The International Union of Marine Insurance (IUMI) said marine insurers last year faced growing challenges as energy claims rose against a reducing premium base and cargo accumulation risk and the frequency of major vessel casualties continued to increase.
Donald Harrell, Chairman of IUMI’s Facts & Figures committee, commented that marine risks continue to grow “both in size and complexity”, he added “it is vital that underwriters fully understand the potential losses that they are being asked to insure. It is gratifying to see the year-on-year decrease in total losses, but we must take particular notice of the recent increase in major casualties and the reasons for this.”
According to IUMI’s latest report for 2016 marine insurance, figures for major vessel casualties continued to climb, following on from 2015 where weather related causes led to a sudden upwards swing to what had been an otherwise declining trend.
However, total vessel loss figures continued to decline.
The energy sector saw a further depletion of its already limited premium base last year due to a drop in offshore activity, little infrastructure spending, and reduced drilling activity.
IUMI commented that “for platforms, lack of activity had meant that attritional claims costs were below the historical trend but the number of significant losses were above that trend line.
“This was particularly concerning given that the premium base had dwindled by at least two-thirds. More worryingly, it was thought that maintenance and HSE budget trimming by oil companies might soon filter through to the claims figures.”
Cargo underwriters last year faced having to keep up with growing accumulation losses both on board ship and in port:
“The new generation Ultra Large Container Carriers were capable of carrying 20,000 TEU with a potential cargo value estimated at $985 million. This represented a significant risk for cargo underwriters and one that continued to increase. Put in context, MSC Flaminia which suffered a fire in 2012 carried a cargo valued at $115 million,” IUMI explained.

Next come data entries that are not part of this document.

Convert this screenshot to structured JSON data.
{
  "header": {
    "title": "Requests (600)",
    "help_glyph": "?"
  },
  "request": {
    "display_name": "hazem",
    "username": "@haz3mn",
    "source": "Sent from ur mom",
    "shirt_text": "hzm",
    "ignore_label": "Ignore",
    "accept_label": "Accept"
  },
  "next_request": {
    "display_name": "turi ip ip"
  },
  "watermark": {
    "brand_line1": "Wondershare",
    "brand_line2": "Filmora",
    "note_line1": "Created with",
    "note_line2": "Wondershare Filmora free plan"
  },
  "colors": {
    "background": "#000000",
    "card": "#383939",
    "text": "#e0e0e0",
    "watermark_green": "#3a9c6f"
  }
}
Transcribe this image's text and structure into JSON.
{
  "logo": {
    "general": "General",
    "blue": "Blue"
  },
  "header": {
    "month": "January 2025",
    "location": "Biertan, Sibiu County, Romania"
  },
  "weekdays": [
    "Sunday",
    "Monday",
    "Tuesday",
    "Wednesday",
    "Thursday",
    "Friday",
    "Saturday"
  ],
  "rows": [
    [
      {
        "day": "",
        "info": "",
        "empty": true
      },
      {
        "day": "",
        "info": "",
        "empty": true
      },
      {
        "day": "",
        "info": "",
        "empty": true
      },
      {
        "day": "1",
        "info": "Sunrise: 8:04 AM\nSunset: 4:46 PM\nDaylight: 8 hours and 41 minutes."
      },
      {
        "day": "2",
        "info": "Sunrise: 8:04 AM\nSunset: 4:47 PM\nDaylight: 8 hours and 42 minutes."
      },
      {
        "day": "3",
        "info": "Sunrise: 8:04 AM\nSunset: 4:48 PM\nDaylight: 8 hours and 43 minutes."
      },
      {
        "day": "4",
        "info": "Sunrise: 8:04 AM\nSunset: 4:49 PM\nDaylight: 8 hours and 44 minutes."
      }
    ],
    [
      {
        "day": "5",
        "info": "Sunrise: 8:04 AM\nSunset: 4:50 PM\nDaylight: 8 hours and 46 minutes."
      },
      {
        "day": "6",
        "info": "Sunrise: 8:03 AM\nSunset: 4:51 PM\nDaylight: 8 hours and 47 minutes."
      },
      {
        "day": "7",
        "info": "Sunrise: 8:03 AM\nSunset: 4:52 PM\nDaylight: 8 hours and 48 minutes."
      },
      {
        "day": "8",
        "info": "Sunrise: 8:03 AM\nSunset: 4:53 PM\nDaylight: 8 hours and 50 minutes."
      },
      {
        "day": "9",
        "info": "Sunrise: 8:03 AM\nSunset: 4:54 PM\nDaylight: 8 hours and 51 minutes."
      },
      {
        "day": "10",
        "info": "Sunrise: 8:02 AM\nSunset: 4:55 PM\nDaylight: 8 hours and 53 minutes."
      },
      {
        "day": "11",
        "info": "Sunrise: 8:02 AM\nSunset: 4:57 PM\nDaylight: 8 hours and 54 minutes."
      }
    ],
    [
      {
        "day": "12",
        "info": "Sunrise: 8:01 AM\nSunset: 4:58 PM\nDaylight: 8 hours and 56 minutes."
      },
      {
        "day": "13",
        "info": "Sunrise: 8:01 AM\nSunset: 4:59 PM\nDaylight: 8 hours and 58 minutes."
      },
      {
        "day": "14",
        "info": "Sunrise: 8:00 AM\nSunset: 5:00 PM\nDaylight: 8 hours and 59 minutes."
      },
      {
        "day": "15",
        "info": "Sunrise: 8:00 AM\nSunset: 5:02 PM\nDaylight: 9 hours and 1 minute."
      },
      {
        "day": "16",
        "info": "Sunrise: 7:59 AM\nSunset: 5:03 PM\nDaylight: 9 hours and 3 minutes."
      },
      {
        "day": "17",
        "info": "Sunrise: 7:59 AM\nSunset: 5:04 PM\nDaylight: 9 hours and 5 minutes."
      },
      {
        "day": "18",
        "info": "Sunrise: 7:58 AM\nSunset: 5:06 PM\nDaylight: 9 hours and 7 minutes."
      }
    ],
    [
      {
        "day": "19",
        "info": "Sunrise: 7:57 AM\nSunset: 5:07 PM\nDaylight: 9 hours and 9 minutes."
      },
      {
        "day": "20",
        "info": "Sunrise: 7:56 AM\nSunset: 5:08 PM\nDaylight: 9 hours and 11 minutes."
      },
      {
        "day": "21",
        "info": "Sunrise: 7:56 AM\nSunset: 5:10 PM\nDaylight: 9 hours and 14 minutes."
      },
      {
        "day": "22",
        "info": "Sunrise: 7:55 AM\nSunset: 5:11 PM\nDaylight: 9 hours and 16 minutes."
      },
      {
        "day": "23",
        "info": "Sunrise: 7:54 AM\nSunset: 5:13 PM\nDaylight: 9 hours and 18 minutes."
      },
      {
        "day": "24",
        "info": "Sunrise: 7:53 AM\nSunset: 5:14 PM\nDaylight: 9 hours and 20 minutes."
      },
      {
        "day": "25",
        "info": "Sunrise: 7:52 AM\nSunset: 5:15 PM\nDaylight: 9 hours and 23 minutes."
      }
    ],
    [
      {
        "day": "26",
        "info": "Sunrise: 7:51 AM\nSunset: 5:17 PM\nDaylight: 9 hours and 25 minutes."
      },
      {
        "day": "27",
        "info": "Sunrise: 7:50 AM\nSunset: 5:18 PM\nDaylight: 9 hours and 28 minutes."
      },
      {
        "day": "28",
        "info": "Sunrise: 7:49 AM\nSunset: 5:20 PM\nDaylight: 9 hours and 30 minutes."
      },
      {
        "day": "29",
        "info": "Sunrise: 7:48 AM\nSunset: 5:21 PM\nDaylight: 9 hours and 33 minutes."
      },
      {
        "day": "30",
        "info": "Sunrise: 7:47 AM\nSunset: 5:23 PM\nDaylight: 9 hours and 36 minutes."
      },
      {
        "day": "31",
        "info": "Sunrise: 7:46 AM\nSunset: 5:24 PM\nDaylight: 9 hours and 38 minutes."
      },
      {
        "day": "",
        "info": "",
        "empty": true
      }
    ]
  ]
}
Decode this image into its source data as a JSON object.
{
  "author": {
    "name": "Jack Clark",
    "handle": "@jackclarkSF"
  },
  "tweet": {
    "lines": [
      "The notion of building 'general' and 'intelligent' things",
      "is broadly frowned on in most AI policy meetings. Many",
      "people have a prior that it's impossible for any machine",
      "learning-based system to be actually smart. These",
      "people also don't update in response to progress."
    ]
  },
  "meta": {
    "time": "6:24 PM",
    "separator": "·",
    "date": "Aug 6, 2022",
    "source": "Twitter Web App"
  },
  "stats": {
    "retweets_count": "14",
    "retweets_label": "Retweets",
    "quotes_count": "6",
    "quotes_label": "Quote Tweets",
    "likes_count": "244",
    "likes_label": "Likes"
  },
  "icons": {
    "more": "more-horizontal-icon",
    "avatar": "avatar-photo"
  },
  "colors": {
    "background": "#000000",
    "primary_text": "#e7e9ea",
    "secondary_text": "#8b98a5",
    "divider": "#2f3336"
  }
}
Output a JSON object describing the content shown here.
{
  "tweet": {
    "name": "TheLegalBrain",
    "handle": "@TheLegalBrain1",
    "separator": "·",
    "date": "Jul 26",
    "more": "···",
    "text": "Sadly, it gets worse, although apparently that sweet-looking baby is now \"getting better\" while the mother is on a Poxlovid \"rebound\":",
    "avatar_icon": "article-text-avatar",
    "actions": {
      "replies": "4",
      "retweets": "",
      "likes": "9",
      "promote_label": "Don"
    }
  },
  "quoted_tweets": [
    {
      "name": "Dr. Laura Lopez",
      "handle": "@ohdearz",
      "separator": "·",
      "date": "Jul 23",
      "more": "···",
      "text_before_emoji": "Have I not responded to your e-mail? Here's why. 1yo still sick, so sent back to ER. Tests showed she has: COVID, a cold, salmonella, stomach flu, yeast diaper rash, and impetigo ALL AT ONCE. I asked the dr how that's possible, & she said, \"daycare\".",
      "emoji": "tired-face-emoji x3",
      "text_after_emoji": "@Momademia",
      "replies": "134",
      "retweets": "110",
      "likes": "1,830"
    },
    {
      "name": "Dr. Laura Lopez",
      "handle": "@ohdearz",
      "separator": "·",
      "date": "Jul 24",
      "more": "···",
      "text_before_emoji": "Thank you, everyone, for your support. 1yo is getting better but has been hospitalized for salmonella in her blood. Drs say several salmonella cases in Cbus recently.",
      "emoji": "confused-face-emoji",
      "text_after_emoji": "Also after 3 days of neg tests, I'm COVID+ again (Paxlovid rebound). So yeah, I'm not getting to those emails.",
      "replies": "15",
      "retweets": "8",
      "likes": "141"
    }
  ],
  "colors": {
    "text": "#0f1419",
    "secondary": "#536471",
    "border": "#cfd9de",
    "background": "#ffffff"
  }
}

Commenting on obstacles facing marine underwriting, Harrell said; “The offshore sector continues to face challenges that look likely to get worse before they get better. Energy risks per se have not reduced, but the premium base from which they are settled, or reinsured, has shrunk dramatically.
“The disaster in the port of Tianjin in 2015 serves as a reminder of the growing accumulation risk that continues to dog our sector and one that will only intensify over the coming years.
“As marine underwriters, we must continue to innovate and provide cost-effective insurance solutions to enable seaborne trade to continue without interruption.”
Willis Towers Watson (WTW) recently echoed concerns over the dwindling energy market, saying market profitability is on a knife-edge.
Lloyd’s of London related premium income from energy risks has dwindled down to $700m, from $1.06bn, between 2014 to 2016, as demand and the impact of reinsurance capital from outside the market made itself felt.
“We believe that should the current loss record deteriorate by only a small degree during 2017 then this might well be sufficient to threaten their viability,” said WTW.
However a bottom to this market could be in sight, WTW said, explaining that while rates continue to soften in energy re/insurance as of April 2017, “This deceleration may transition into a broader bottoming out of market conditions should individual portfolio loss records deteriorate further late in the year.”